I think Tiny Houses fundamentally change your perspective on space. Over the last few weeks I’ve had a couple of experiences that have highlighted this point in ways I never expected. So I decided to share them with you!
First, Tiny Houses can make porta potties seem spacious. . .
Okay, so I realize this is a bizarre statement and an even more bizarre picture…but, I have done a lot of half marathons over the last three years, so I’ve spent more time in porta potties than anyone should. But when I was at the TH Jamboree last month, I stepped into the available porta potty and for the first time thought, wow this is pretty big.
It struck me as odd because never in all of my days of using a porta potty in the past had I ever uttered those words to myself…in fact normally I had the opposite reaction. My “normal” reaction was always, why is this thing so small?!? I would groan and complain about the lack of room, if not out loud, certainly in my head.

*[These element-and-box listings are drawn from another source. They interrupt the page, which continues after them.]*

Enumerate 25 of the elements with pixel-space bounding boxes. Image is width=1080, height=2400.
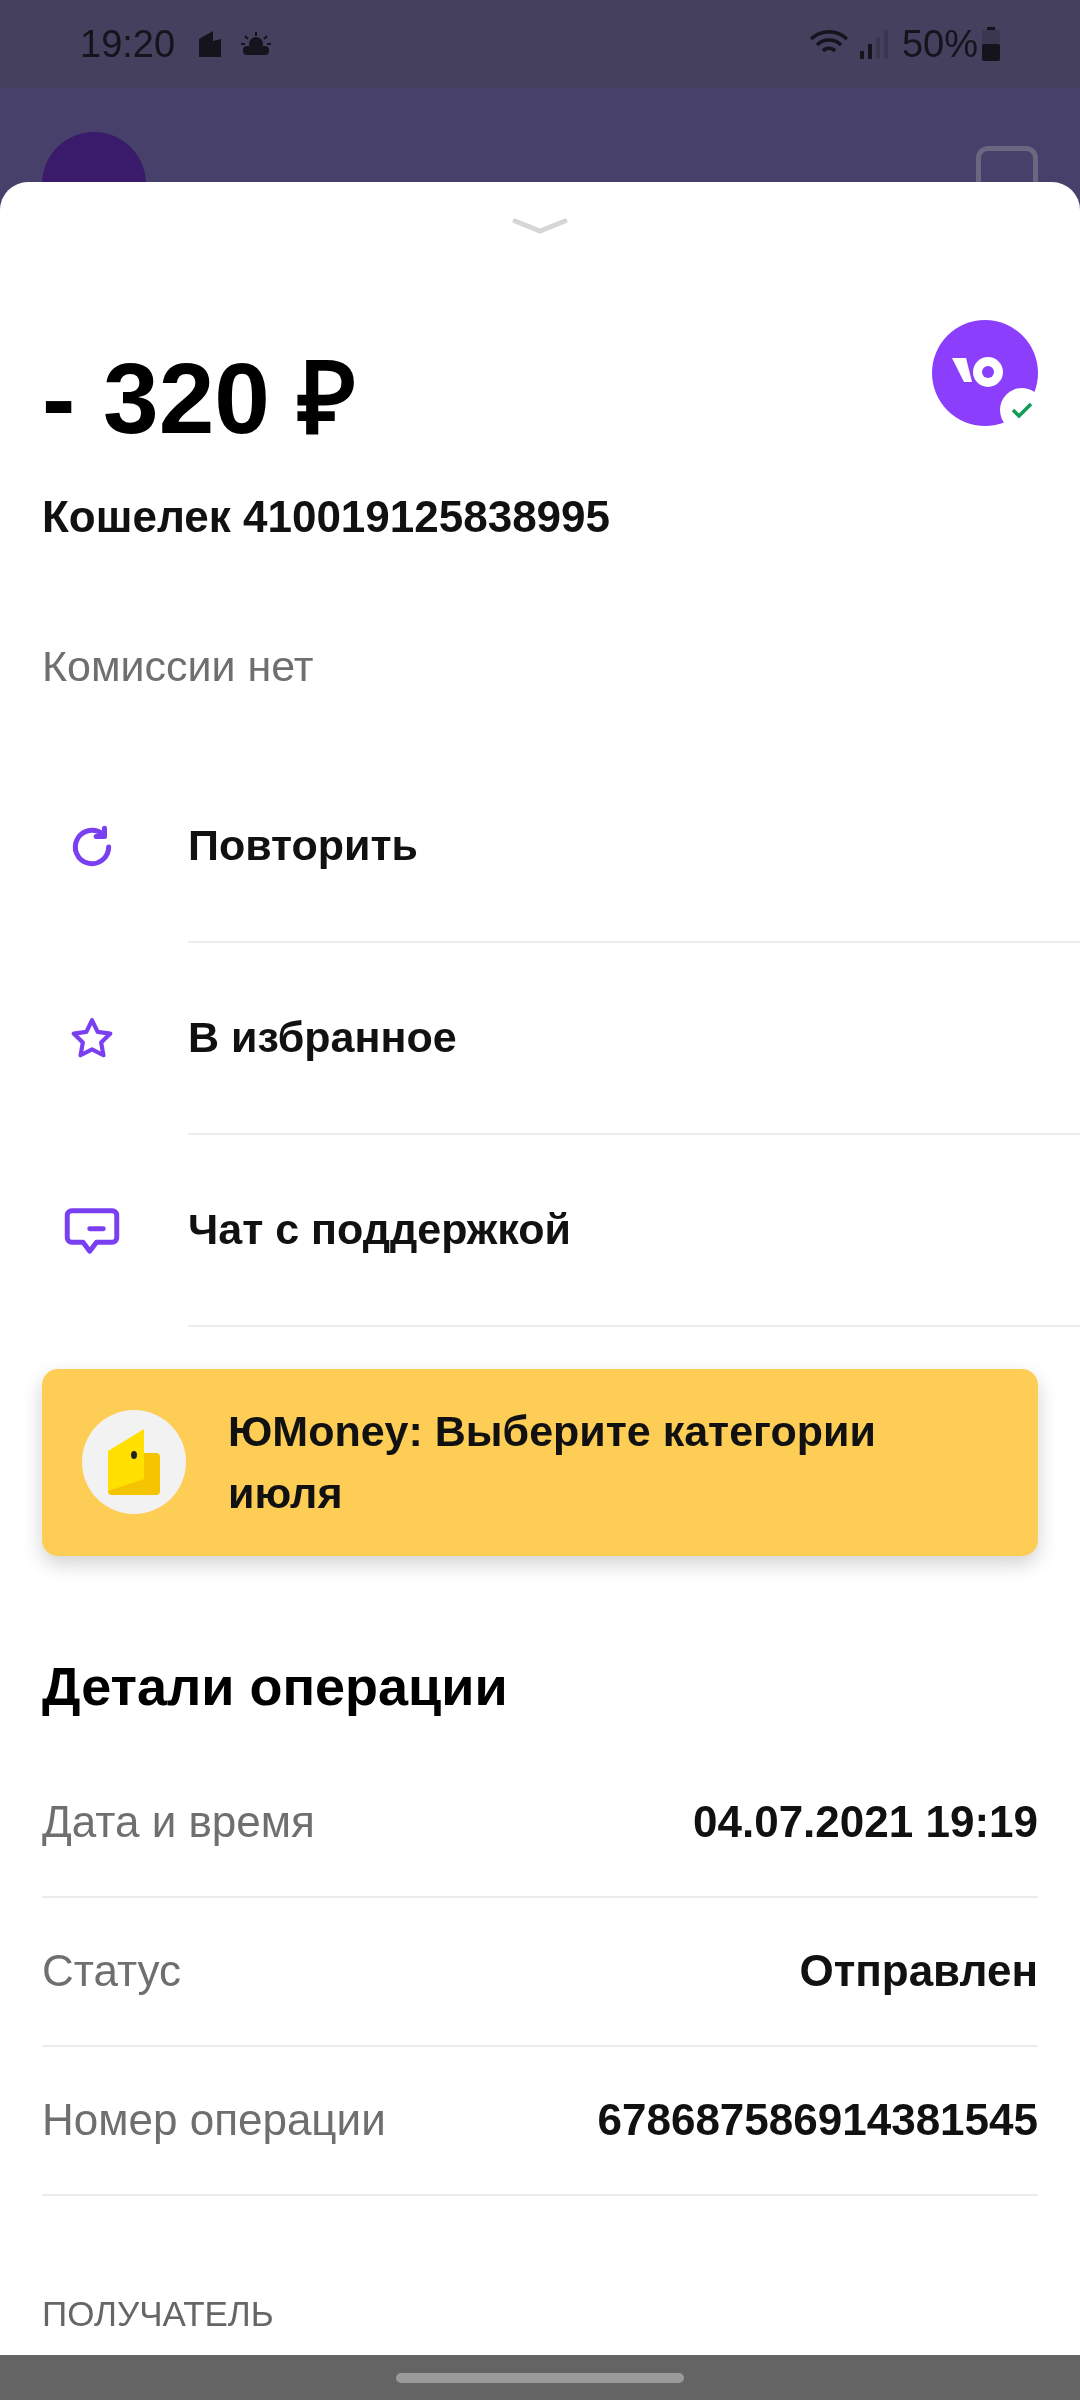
- details-heading: Детали операции: [41, 1654, 509, 1718]
- amount: - 320 ₽: [42, 348, 357, 448]
- wallet-number: Кошелек 410019125838995: [42, 491, 612, 543]
- action-label[interactable]: В избранное: [188, 1005, 457, 1070]
- battery-percent: 50%: [901, 21, 978, 67]
- status-time: 19:20: [80, 21, 176, 67]
- promo-banner[interactable]: ЮMoney: Выберите категории июля: [42, 1368, 1038, 1556]
- home-handle[interactable]: [396, 2372, 684, 2383]
- detail-value: Отправлен: [799, 1945, 1038, 1997]
- section-heading: ПОЛУЧАТЕЛЬ: [41, 2292, 275, 2335]
- signal-icon: [857, 29, 888, 59]
- weather-icon: [239, 30, 274, 58]
- detail-label: Статус: [42, 1945, 182, 1997]
- action-label[interactable]: Повторить: [188, 813, 418, 878]
- detail-value: 04.07.2021 19:19: [693, 1796, 1038, 1848]
- detail-label: Дата и время: [42, 1796, 315, 1848]
- battery-icon: [982, 27, 1000, 61]
- action-label[interactable]: Чат с поддержкой: [188, 1197, 571, 1262]
- notification-icon: [197, 29, 224, 59]
- detail-value: 678687586914381545: [597, 2094, 1038, 2146]
- chevron-down-icon: [512, 218, 568, 234]
- banner-text: ЮMoney: Выберите категории июля: [228, 1406, 877, 1519]
- fee-text: Комиссии нет: [41, 641, 315, 692]
- detail-label: Номер операции: [42, 2094, 386, 2146]
- wallet-icon: [108, 1429, 160, 1495]
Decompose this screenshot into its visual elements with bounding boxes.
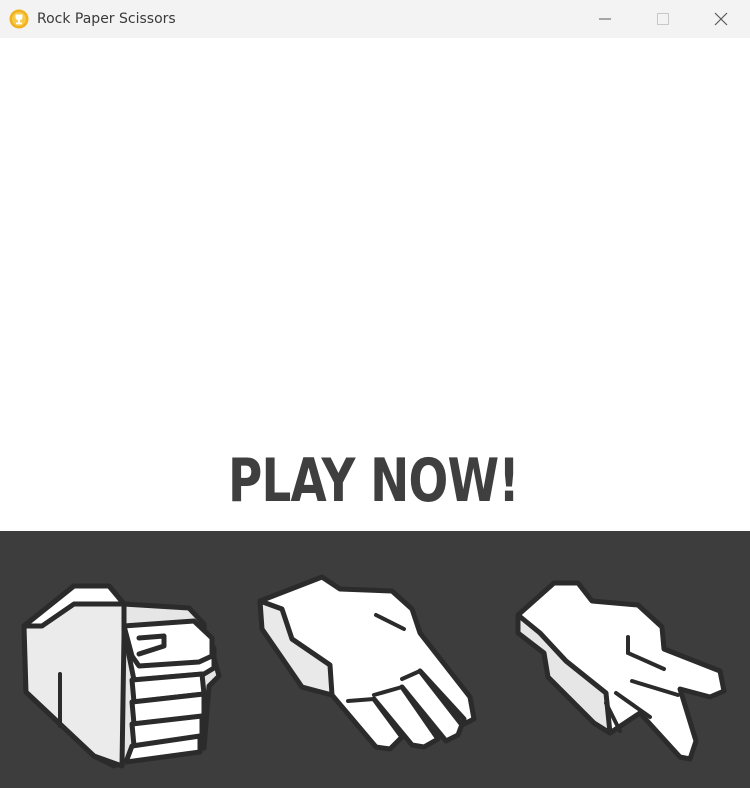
rock-button[interactable]: [14, 576, 228, 772]
paper-hand-icon: [257, 574, 477, 752]
hand-choice-panel: [0, 531, 750, 788]
scissors-button[interactable]: [510, 573, 732, 763]
play-now-heading: PLAY NOW!: [227, 446, 520, 516]
rock-hand-icon: [21, 583, 222, 769]
maximize-button[interactable]: [634, 0, 692, 38]
title-bar[interactable]: Rock Paper Scissors: [0, 0, 750, 38]
maximize-icon: [657, 13, 669, 25]
window-title: Rock Paper Scissors: [37, 11, 176, 27]
close-icon: [714, 12, 728, 26]
scissors-hand-icon: [515, 580, 727, 762]
app-window: Rock Paper Scissors PLAY NOW!: [0, 0, 750, 788]
paper-button[interactable]: [252, 569, 484, 755]
window-controls: [576, 0, 750, 38]
close-button[interactable]: [692, 0, 750, 38]
minimize-button[interactable]: [576, 0, 634, 38]
main-content: PLAY NOW!: [0, 38, 750, 531]
minimize-icon: [599, 18, 611, 20]
trophy-icon: [9, 9, 29, 29]
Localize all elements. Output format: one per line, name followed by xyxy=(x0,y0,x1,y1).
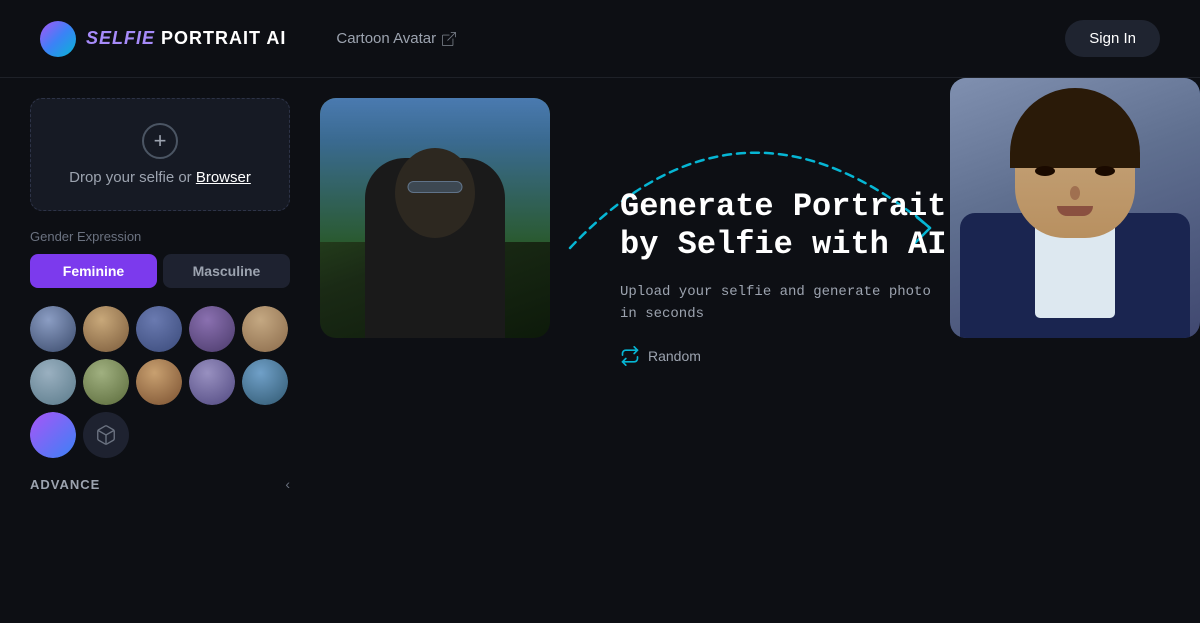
logo-selfie: SELFIE xyxy=(86,28,155,48)
gender-toggle: Feminine Masculine xyxy=(30,254,290,288)
avatar-item[interactable] xyxy=(30,359,76,405)
result-portrait xyxy=(950,78,1200,338)
logo-text: SELFIE PORTRAIT AI xyxy=(86,28,286,49)
hero-title: Generate Portrait by Selfie with AI xyxy=(620,188,970,265)
avatar-item[interactable] xyxy=(30,412,76,458)
logo-icon xyxy=(40,21,76,57)
logo[interactable]: SELFIE PORTRAIT AI xyxy=(40,21,286,57)
avatar-item[interactable] xyxy=(189,359,235,405)
avatar-item[interactable] xyxy=(189,306,235,352)
avatar-item[interactable] xyxy=(83,359,129,405)
avatar-item[interactable] xyxy=(242,359,288,405)
avatar-item[interactable] xyxy=(30,306,76,352)
header: SELFIE PORTRAIT AI Cartoon Avatar Sign I… xyxy=(0,0,1200,78)
avatar-grid xyxy=(30,306,290,458)
left-panel: + Drop your selfie or Browser Gender Exp… xyxy=(0,78,320,622)
advance-section[interactable]: ADVANCE ‹ xyxy=(30,476,290,492)
avatar-item[interactable] xyxy=(242,306,288,352)
upload-browser-link[interactable]: Browser xyxy=(196,169,251,186)
advance-label: ADVANCE xyxy=(30,477,100,492)
upload-plus-icon: + xyxy=(142,123,178,159)
logo-ai: AI xyxy=(261,28,286,48)
upload-dropzone[interactable]: + Drop your selfie or Browser xyxy=(30,98,290,211)
gender-feminine-button[interactable]: Feminine xyxy=(30,254,157,288)
avatar-item[interactable] xyxy=(136,306,182,352)
gender-section: Gender Expression Feminine Masculine xyxy=(30,229,290,288)
hero-content: Generate Portrait by Selfie with AI Uplo… xyxy=(620,188,970,366)
random-icon xyxy=(620,346,640,366)
avatar-3d-item[interactable] xyxy=(83,412,129,458)
header-right: Sign In xyxy=(1065,20,1160,57)
logo-portrait: PORTRAIT xyxy=(155,28,261,48)
random-label: Random xyxy=(648,348,701,364)
avatar-item[interactable] xyxy=(83,306,129,352)
selfie-photo xyxy=(320,98,550,338)
sign-in-button[interactable]: Sign In xyxy=(1065,20,1160,57)
gender-masculine-button[interactable]: Masculine xyxy=(163,254,290,288)
hero-subtitle: Upload your selfie and generate photoin … xyxy=(620,281,970,326)
external-link-icon xyxy=(442,32,456,46)
avatar-item[interactable] xyxy=(136,359,182,405)
upload-text-prefix: Drop your selfie or xyxy=(69,169,196,186)
chevron-left-icon: ‹ xyxy=(285,476,290,492)
cartoon-avatar-link[interactable]: Cartoon Avatar xyxy=(336,30,456,47)
upload-text: Drop your selfie or Browser xyxy=(69,169,251,186)
main-content: + Drop your selfie or Browser Gender Exp… xyxy=(0,78,1200,622)
cartoon-avatar-label: Cartoon Avatar xyxy=(336,30,436,47)
random-button[interactable]: Random xyxy=(620,346,701,366)
gender-label: Gender Expression xyxy=(30,229,290,244)
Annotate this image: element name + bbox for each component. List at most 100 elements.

Ironically now, porta potties feel relatively spacious and almost inviting…okay not really inviting, but certainly not cramped. Noticing the space was startling. I realized now that I live in my tiny house I am much more conscious of functional space. Living tiny helps you identify what you really need to use in a space and what you don’t, which brings me to my second observation…
Tiny Houses make almost all hotel rooms seem extravagant.
As I have mentioned a number of times, I love traveling. One of the things I was most excited about regarding my decision to go tiny was the ability to save money on living expenses so I could spend more on experiences, particularly travel. However, I was not expecting my living space to change my view of my travel accommodations. But it has.
My change in living style has made me more uncomfortable with what I see as “extra” space in my hotel room. Before I went tiny, one of the things I found the most challenging was not feeling too crowded in my hotel room. I typically packed more than I needed for the trip and I often felt cramped when I got settled. When I traveled for work, the best rooms were those that had suites. After all, “I needed” a bedroom, living space and kitchen.
Now that all that space seems unnecessary. Now when I walk in to a hotel room I invariably think…this room is bigger than my house! It’s amazing how extravagant hotel rooms seem after living in a smaller space. While I do still love having a mini fridge in my hotel room, I’m more comfortable in a standard room (which is often still bigger than my tiny house) than I am in a suite.
I bring up these two observations because they are unexpected and startling. If you had ask me a year ago if tiny living would fundamentally change me, I’m not sure how I would have answered. However, after 10 months in my tiny house, I realize that it has made me more conscious of how I use space and certainly more appreciative of what I actually need and want to be comfortable.
If you are just starting out on your tiny house journey, make sure you take the time to analyze how you use your current space and how you want to use future space. Make a list of the activities you want to do in your tiny house and make sure you match your tiny house space with your must have list. And the next time you are traveling take the time to pay attention to the space you use in your temporary home. Is it all really necessary? Is there anything you can do without? Taking the time to notice the space around you, will help you immensely when it’s time to design your space and make the transition to a smaller home.
Remember, you can probably live in a lot less space than you think you need!